The United States did not directly mention China in announcing its historic new security partnership with Australia and Britain last week, but it didn’t have to. The defense deal is a clear escalation and indication that Washington views Beijing as an adversary.
It also has thrust Australia into a central role in America’s rivalry with China. After hinting at a more self-reliant defense posture for the past several years, Australia’s government is now instead betting big on the future of its alliance with the United States with the new pact. Australia seems to be assuming that America will remain engaged in Asia for the long haul and will be prepared to face down China if necessary — but it shouldn’t.
The crux of the partnership, called AUKUS, is an agreement for the United States and Britain to share their technology to help Australia deploy nuclear-powered submarines. But this is no ordinary arms agreement, nothing like exporting fighter jets or howitzers. Only a handful of nations have nuclear-powered submarines, and Australia will be just the second country, after Britain, to benefit from the top-secret U.S. technology.
Why is Australia worthy of such favorable treatment? It’s not just that it is one of America’s oldest and closest allies. It’s that for many American observers of China’s increasingly aggressive behavior, Australia is also the canary in the coal mine for great power competition with China.
Australia has been subject to economic coercion from China against its exports, such as barley and coal. Chinese hackers were implicated in a breach of the Australian parliament’s website in 2019. Its security agencies report widespread espionage and interference activities. And its ministers have been frozen out by their Chinese counterparts. Last year, a Chinese diplomat even released a list of 14 grievances Beijing holds against Australia — a document that featured in deliberations at the Group of 7 summit in June.
Those grievances reflect the tough line Australia has taken against Beijing, from barring Chinese telecom giant Huawei from competing for a 5G infrastructure project to introducing far-reaching legislation to curb foreign interference in politics and tearing up a state’s Belt and Road agreements with China. Australia also has increased its defense spending over the past five years, particularly its naval procurement. AUKUS takes this to a new level.
Like the United States, Australia’s government has watched with increasing alarm the rapid and extensive buildup of China’s military capabilities, particularly its naval forces.
For most of its history, Australia has relied on a friend or ally to help secure the Pacific Ocean. The only serious threat to Australia’s territorial integrity since European settlement more than 200 years ago was during World War II. If Chinese — not American — maritime power were to dominate Asia’s waterways, Australia would undoubtedly face a more uncertain future.
So although the AUKUS initiative was a surprise to many around the world, the Australian government’s motivation is clear. Saddled with a late and over-budget French submarine project, the Australian government saw an opportunity not only to bolster its naval strength by getting the world’s leading submarine technology but also to bring the United States into a closer embrace.
The Biden team agreed because it, too, is worried about China. But there is a difference. The United States is in Asia by choice; Australia has no such luxury. Washington’s gesture, this commitment of American military and technological prowess, is hugely significant. But it is no guarantee the United States is prepared to enter into a new Cold War-style contest with China.

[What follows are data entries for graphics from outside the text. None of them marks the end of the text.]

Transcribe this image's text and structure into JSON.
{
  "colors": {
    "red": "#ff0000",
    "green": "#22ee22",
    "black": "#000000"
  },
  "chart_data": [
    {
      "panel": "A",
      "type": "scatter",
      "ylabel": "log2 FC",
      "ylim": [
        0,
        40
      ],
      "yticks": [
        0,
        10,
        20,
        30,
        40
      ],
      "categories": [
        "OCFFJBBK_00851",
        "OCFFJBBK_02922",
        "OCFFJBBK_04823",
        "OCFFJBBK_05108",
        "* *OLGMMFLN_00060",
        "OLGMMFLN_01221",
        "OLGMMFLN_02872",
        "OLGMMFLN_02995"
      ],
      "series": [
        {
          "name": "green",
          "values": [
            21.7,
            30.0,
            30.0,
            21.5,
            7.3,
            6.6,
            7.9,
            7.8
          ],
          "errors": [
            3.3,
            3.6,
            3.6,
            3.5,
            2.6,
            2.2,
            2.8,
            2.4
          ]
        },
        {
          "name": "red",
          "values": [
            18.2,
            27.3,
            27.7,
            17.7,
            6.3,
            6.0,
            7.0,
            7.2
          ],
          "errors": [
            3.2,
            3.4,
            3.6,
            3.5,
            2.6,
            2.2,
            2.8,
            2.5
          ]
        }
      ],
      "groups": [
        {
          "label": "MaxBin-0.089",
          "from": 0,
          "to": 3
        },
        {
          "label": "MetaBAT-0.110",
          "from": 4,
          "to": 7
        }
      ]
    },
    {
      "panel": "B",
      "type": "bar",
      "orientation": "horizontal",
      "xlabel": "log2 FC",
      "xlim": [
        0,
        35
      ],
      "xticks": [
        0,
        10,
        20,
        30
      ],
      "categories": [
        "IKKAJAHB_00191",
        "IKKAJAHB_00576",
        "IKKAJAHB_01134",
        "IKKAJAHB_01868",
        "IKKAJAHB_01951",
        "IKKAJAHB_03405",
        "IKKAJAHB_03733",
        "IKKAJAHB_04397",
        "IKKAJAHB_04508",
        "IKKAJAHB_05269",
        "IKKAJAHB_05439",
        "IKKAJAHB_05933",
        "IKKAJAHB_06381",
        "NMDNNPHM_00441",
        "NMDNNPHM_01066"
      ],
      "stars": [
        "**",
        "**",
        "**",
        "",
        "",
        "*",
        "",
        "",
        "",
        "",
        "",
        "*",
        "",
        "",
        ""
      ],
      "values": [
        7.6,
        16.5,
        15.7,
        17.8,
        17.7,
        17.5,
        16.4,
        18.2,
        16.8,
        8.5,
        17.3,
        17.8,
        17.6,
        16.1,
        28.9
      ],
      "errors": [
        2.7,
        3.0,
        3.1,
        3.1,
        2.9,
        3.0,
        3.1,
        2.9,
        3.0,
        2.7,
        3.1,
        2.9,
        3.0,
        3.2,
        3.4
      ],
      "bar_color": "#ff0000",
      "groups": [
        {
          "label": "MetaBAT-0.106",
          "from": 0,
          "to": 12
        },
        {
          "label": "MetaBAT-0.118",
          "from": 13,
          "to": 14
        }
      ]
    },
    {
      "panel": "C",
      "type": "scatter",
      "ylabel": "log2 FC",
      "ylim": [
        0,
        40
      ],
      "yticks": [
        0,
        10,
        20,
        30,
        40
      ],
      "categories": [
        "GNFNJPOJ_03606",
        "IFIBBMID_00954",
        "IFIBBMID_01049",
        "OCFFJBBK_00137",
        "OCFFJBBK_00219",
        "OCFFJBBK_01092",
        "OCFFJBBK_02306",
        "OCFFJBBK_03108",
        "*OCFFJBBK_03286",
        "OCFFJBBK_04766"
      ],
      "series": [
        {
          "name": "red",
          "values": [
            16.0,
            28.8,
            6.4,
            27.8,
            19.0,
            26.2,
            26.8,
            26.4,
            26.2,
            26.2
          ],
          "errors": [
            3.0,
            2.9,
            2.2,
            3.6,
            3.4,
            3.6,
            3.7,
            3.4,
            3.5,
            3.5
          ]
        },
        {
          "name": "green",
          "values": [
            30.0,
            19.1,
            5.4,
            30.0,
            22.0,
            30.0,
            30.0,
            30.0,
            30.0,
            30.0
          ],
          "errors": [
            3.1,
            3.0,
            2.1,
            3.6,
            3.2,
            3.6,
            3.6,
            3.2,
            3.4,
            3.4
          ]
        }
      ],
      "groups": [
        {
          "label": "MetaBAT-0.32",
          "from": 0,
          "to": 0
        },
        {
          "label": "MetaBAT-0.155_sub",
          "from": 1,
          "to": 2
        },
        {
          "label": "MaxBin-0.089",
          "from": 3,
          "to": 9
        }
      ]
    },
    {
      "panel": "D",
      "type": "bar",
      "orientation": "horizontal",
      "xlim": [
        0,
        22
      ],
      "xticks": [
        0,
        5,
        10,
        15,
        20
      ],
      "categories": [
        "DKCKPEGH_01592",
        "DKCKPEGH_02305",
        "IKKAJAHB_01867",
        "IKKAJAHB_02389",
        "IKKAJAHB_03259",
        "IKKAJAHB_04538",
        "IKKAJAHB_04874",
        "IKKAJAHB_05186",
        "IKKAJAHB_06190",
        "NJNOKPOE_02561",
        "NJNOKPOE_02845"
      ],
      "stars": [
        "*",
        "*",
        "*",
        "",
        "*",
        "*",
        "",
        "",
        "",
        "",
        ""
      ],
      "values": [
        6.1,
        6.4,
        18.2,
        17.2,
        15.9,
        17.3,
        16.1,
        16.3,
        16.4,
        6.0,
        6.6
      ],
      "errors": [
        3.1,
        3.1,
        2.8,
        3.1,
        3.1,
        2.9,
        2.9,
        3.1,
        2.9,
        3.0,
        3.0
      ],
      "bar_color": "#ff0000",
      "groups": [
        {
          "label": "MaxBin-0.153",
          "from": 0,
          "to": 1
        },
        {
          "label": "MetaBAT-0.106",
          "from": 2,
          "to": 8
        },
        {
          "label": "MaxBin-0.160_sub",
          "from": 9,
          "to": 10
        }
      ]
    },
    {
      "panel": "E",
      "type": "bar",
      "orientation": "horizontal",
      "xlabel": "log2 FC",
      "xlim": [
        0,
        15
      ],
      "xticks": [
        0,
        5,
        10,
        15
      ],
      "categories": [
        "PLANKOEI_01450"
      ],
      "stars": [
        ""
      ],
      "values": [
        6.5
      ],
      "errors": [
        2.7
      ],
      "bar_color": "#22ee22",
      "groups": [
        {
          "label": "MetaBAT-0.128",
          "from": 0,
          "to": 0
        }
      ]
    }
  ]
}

The United States is blessed by geography, friendly neighbors, a huge economy, an unrivaled military and a nuclear-weapons arsenal to help maintain its security. But China is strong too. The size of its economy alone makes it one of the mightiest adversaries the United States has faced in more than a century. So the United States would need a very good reason to take on a power as great as China.
The fact that China is authoritarian and bullies its neighbors should not be reason enough. Nor should the threats against U.S. allies like Australia, as alliances exist to further the aims of both partners — not just the junior one. Nor the fact that America would be somehow diminished if and when China attains global supremacy. There would need to be clear indications that China poses a threat to America’s core national security interests, to its territory and to its way of life. Since China does not clear that bar, there’s no urgent reason for the United States to undertake grievous risks to prevent its rise to regional leadership.
That doubt should be nagging at the minds of Australian decision makers who just staked their future on the alliance, and it should be on the minds of Americans, too. Why should the United States commit itself to a contest with China when the stakes are less than existential? Without a clear answer to that question, Australia must assume that it will ultimately need to ensure its security alone.